Tolga, İzmir Devlet Opera ve Balesi Orkestrasının kadrolu sanatçısı. Sazı, 1925 yapımı bir “Eugene Gartner”. 11 yaşında, yani 1997'de keman çalmaya başlıyor ve 29 yıllık yaşamına dünyanın dört bir bucağında ünlü orkestra şefleri ve kemancılarıyla ortaklaşa verdiği resitaller sığdırıyor…

Emre ise çok küçük yaşlarda gösterdiği öğrenme yeteneğiyle, müzisyen ablası ve öğretmen anne ve babası tarafından piyanoya yönlendiriliyor. 1998'de 6660 sayılı kanundan, diğer adıyla “Sanatta Üstün Yetenekli Çocuklar Yasası”ndan yararlandırılmaya değer görülüyor.

Sonra, babasının anlattığına bakılırsa, Erkan Mumcu’nun AKP’li bakan olarak çalıştığı yıllarda, bu harika çocuk, 6660 sayılı yasanın özendirme şemsiyesinden, “kilise müziği yapıyor” diye çıkartılıyor.

Oysa aydınlanmayı, kültürü, sanatı ve bilimi kılavuz yapmış bu aile, hayat mücadelesi içinde, varını, yoğunu oğullarına adayarak, en iyi eğitimi alması için gayretler sarf ediyor… Dünya resitalleri, ünlü besteciler ve orkestra şefleri.

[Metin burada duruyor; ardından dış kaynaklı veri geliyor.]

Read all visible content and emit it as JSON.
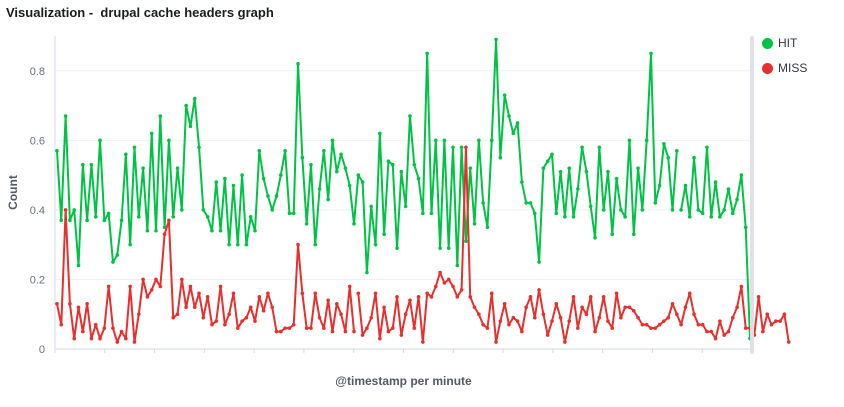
{
  "window": {
    "title": "Visualization -  drupal cache headers graph"
  },
  "legend": {
    "items": [
      {
        "label": "HIT",
        "color": "#00c345"
      },
      {
        "label": "MISS",
        "color": "#e7302e"
      }
    ],
    "position": "right"
  },
  "chart_data": {
    "type": "line",
    "title": "",
    "xlabel": "@timestamp per minute",
    "ylabel": "Count",
    "ylim": [
      0,
      0.9
    ],
    "yticks": [
      "0",
      "0.2",
      "0.4",
      "0.6",
      "0.8"
    ],
    "ytick_values": [
      0,
      0.2,
      0.4,
      0.6,
      0.8
    ],
    "grid": "horizontal",
    "series": [
      {
        "name": "HIT",
        "color": "#00c345",
        "values": [
          0.57,
          0.37,
          0.67,
          0.37,
          0.4,
          0.24,
          0.53,
          0.37,
          0.53,
          0.38,
          0.6,
          0.37,
          0.39,
          0.25,
          0.27,
          0.37,
          0.56,
          0.3,
          0.58,
          0.38,
          0.52,
          0.34,
          0.62,
          0.34,
          0.67,
          0.35,
          0.6,
          0.38,
          0.52,
          0.4,
          0.7,
          0.64,
          0.72,
          0.58,
          0.4,
          0.38,
          0.34,
          0.48,
          0.34,
          0.49,
          0.3,
          0.47,
          0.3,
          0.5,
          0.3,
          0.38,
          0.34,
          0.57,
          0.49,
          0.44,
          0.4,
          0.44,
          0.5,
          0.57,
          0.39,
          0.39,
          0.82,
          0.55,
          0.36,
          0.53,
          0.3,
          0.46,
          0.57,
          0.43,
          0.6,
          0.51,
          0.56,
          0.52,
          0.47,
          0.36,
          0.5,
          0.48,
          0.22,
          0.41,
          0.3,
          0.62,
          0.33,
          0.54,
          0.53,
          0.29,
          0.51,
          0.41,
          0.67,
          0.53,
          0.49,
          0.39,
          0.85,
          0.39,
          0.6,
          0.29,
          0.6,
          0.29,
          0.58,
          0.24,
          0.58,
          0.31,
          0.52,
          0.36,
          0.6,
          0.42,
          0.35,
          0.6,
          0.89,
          0.55,
          0.73,
          0.67,
          0.62,
          0.65,
          0.48,
          0.42,
          0.42,
          0.39,
          0.25,
          0.52,
          0.54,
          0.56,
          0.39,
          0.51,
          0.38,
          0.52,
          0.38,
          0.46,
          0.58,
          0.51,
          0.41,
          0.32,
          0.58,
          0.4,
          0.51,
          0.33,
          0.49,
          0.4,
          0.38,
          0.6,
          0.33,
          0.52,
          0.4,
          0.6,
          0.85,
          0.42,
          0.47,
          0.59,
          0.55,
          0.4,
          0.57,
          0.4,
          0.47,
          0.38,
          0.55,
          0.4,
          0.39,
          0.58,
          0.38,
          0.48,
          0.38,
          0.4,
          0.46,
          0.39,
          0.43,
          0.5,
          0.35,
          0.03
        ],
        "break_after": [
          144
        ]
      },
      {
        "name": "MISS",
        "color": "#e7302e",
        "values": [
          0.13,
          0.07,
          0.4,
          0.13,
          0.03,
          0.12,
          0.05,
          0.13,
          0.03,
          0.07,
          0.03,
          0.06,
          0.18,
          0.06,
          0.02,
          0.05,
          0.03,
          0.18,
          0.02,
          0.1,
          0.2,
          0.15,
          0.17,
          0.2,
          0.18,
          0.33,
          0.37,
          0.09,
          0.1,
          0.2,
          0.12,
          0.18,
          0.12,
          0.16,
          0.09,
          0.15,
          0.07,
          0.08,
          0.18,
          0.07,
          0.1,
          0.16,
          0.06,
          0.08,
          0.09,
          0.12,
          0.08,
          0.15,
          0.11,
          0.16,
          0.12,
          0.05,
          0.05,
          0.06,
          0.06,
          0.07,
          0.3,
          0.16,
          0.06,
          0.06,
          0.16,
          0.09,
          0.06,
          0.14,
          0.05,
          0.13,
          0.1,
          0.05,
          0.18,
          0.05,
          0.16,
          0.04,
          0.06,
          0.09,
          0.16,
          0.03,
          0.12,
          0.05,
          0.06,
          0.15,
          0.04,
          0.1,
          0.14,
          0.06,
          0.15,
          0.02,
          0.16,
          0.15,
          0.18,
          0.22,
          0.19,
          0.2,
          0.18,
          0.15,
          0.17,
          0.58,
          0.15,
          0.12,
          0.1,
          0.07,
          0.06,
          0.16,
          0.02,
          0.08,
          0.13,
          0.07,
          0.09,
          0.08,
          0.05,
          0.12,
          0.15,
          0.09,
          0.17,
          0.1,
          0.04,
          0.08,
          0.13,
          0.09,
          0.02,
          0.08,
          0.15,
          0.06,
          0.12,
          0.1,
          0.15,
          0.05,
          0.09,
          0.15,
          0.08,
          0.06,
          0.16,
          0.09,
          0.12,
          0.12,
          0.11,
          0.09,
          0.07,
          0.07,
          0.06,
          0.06,
          0.07,
          0.08,
          0.09,
          0.13,
          0.1,
          0.07,
          0.12,
          0.16,
          0.1,
          0.07,
          0.07,
          0.05,
          0.05,
          0.03,
          0.08,
          0.04,
          0.05,
          0.09,
          0.12,
          0.18,
          0.06,
          0.06,
          0.04,
          0.15,
          0.05,
          0.1,
          0.07,
          0.08,
          0.08,
          0.1,
          0.02
        ],
        "break_after": [
          69
        ]
      }
    ]
  }
}
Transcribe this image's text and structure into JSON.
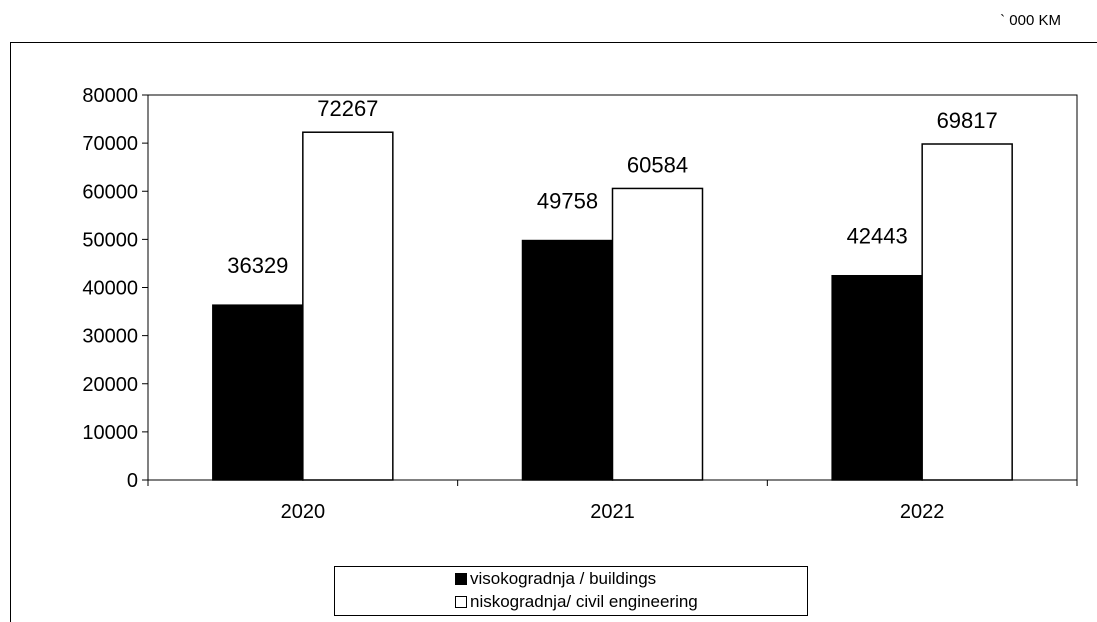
{
  "unit_label": "` 000 KM",
  "colors": {
    "buildings": "#000000",
    "civil": "#ffffff",
    "outline": "#000000"
  },
  "chart_data": {
    "type": "bar",
    "categories": [
      "2020",
      "2021",
      "2022"
    ],
    "series": [
      {
        "name": "visokogradnja / buildings",
        "values": [
          36329,
          49758,
          42443
        ]
      },
      {
        "name": "niskogradnja/ civil engineering",
        "values": [
          72267,
          60584,
          69817
        ]
      }
    ],
    "ylim": [
      0,
      80000
    ],
    "yticks": [
      0,
      10000,
      20000,
      30000,
      40000,
      50000,
      60000,
      70000,
      80000
    ],
    "grid": false,
    "legend_position": "bottom",
    "data_labels": true
  }
}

Halen Fazıl Say’ın hocalığında devam eden bir usta öğrencilik dönemi. Ve İsrail’den sonra Hannover ve Viyana’da devam eden virtüözlük çalışmaları…

Hani kendi adıma tam bir şölen akşamı ve kulaklarımda kalan tat, yarının halen ne denli umutlu olduğuna ilişkin iki genç insan örneğinin sıcaklığı… 

Kilise müziği denince…

Aydınlığa, insanlığa, kültüre, sanata ve bilime dair ne varsa, bir yanda bunu karalayan bir gerici siyasi zihniyet…

Şimdilerde, Chopin’in cenaze marşını kilise müziği karalamasıyla, dinci yobazlık ve maskaralığı alet kılıp, şehit merasimlerinde Itri’nin Tekbir’ini gündeme oturtmaya çalışan bir siyasi cehalet ve felaket dönemi yaşanıyor. Şehit deyince, şehitlik ölümün kol gezdiği yerde oluyor; savaş meydanlarını içeriyor. Oysa ölümün olmaması için, barış temalı tez çalışmalarının yapılması artık AKP üniversitelerince yasaklanıyor.

Bu karabasandan kurtulmak gerekiyor…

Kısacası…

İşte bunun mutlak alt edilmesi…

Bunu liberal siyaset gerçekleştiremeyeceğine göre,

Solun adresi doğru okuması ve gereğini yerine getirmesi gerekiyor.